1
LLMs don't read words; they read numbers. Tokenization is the bridge between human language and machine math.
- Subword Tokenization: Systems like BPE break rare words into smaller chunks rather than storing millions of unique words, balancing vocabulary size with sequence length.
- The "Strawberry" Problem: LLMs struggle with spelling tasks (like counting the 'r's in strawberry) because the tokenizer merges the word into a single opaque number before the model even sees it.
2
Words are converted into high-dimensional coordinates where geometric distance equals semantic similarity.

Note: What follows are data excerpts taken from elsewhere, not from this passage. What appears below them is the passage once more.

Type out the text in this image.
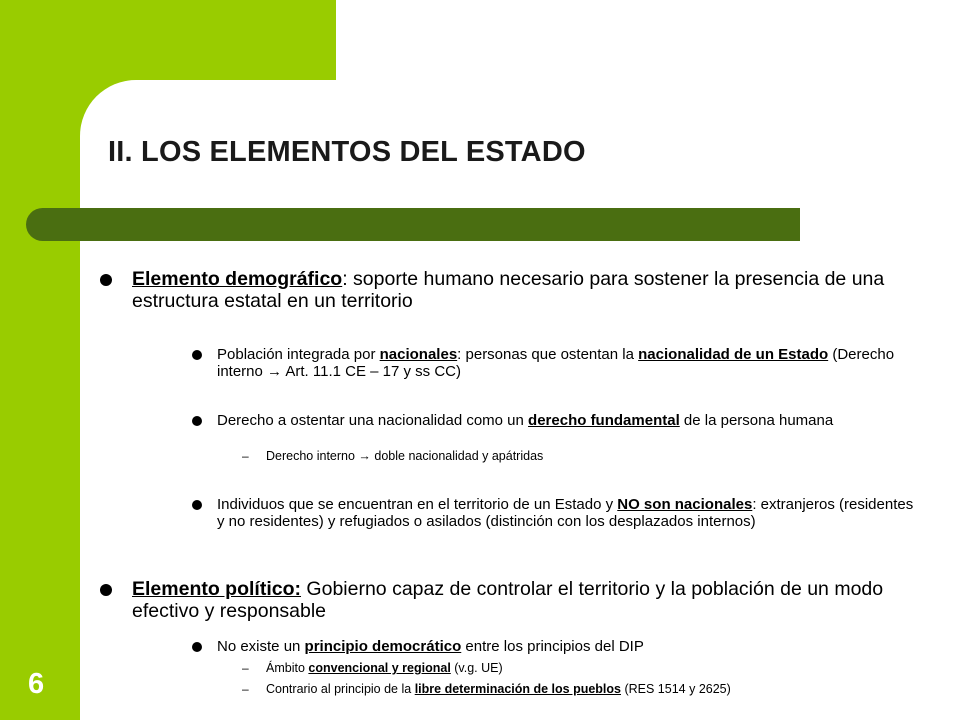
II. LOS ELEMENTOS DEL ESTADO
Elemento demográfico: soporte humano necesario para sostener la presencia de una estructura estatal en un territorio
Población integrada por nacionales: personas que ostentan la nacionalidad de un Estado (Derecho interno → Art. 11.1 CE – 17 y ss CC)
Derecho a ostentar una nacionalidad como un derecho fundamental de la persona humana
– Derecho interno → doble nacionalidad y apátridas
Individuos que se encuentran en el territorio de un Estado y NO son nacionales: extranjeros (residentes y no residentes) y refugiados o asilados (distinción con los desplazados internos)
Elemento político: Gobierno capaz de controlar el territorio y la población de un modo efectivo y responsable
No existe un principio democrático entre los principios del DIP
– Ámbito convencional y regional (v.g. UE)
– Contrario al principio de la libre determinación de los pueblos (RES 1514 y 2625)
6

- Vector Space: If you plot words in 4,096 dimensions, "dog" and "cat" are close together. "Dog" and "car" are far apart.
- Context is Everything: Modern embeddings are dynamic. The word "bank" gets a different vector if it's next to "river" versus next to "money".
3
Attention allows the model to look at the entire sentence at once and figure out which words are relevant to each other.
- Queries, Keys, and Values: Every token asks a question (Query), checks other tokens' labels (Keys), and extracts their meaning (Values) if there's a match.
- Self-Attention: The mechanism that allows the word "it" in "The animal didn't cross the street because it was too tired" to mathematically link to "animal" rather than "street".
The Bottom Line: Before any "thinking" happens, text must be chunked into tokens, mapped to mathematical vectors, and mixed together using Attention so every word understands its context.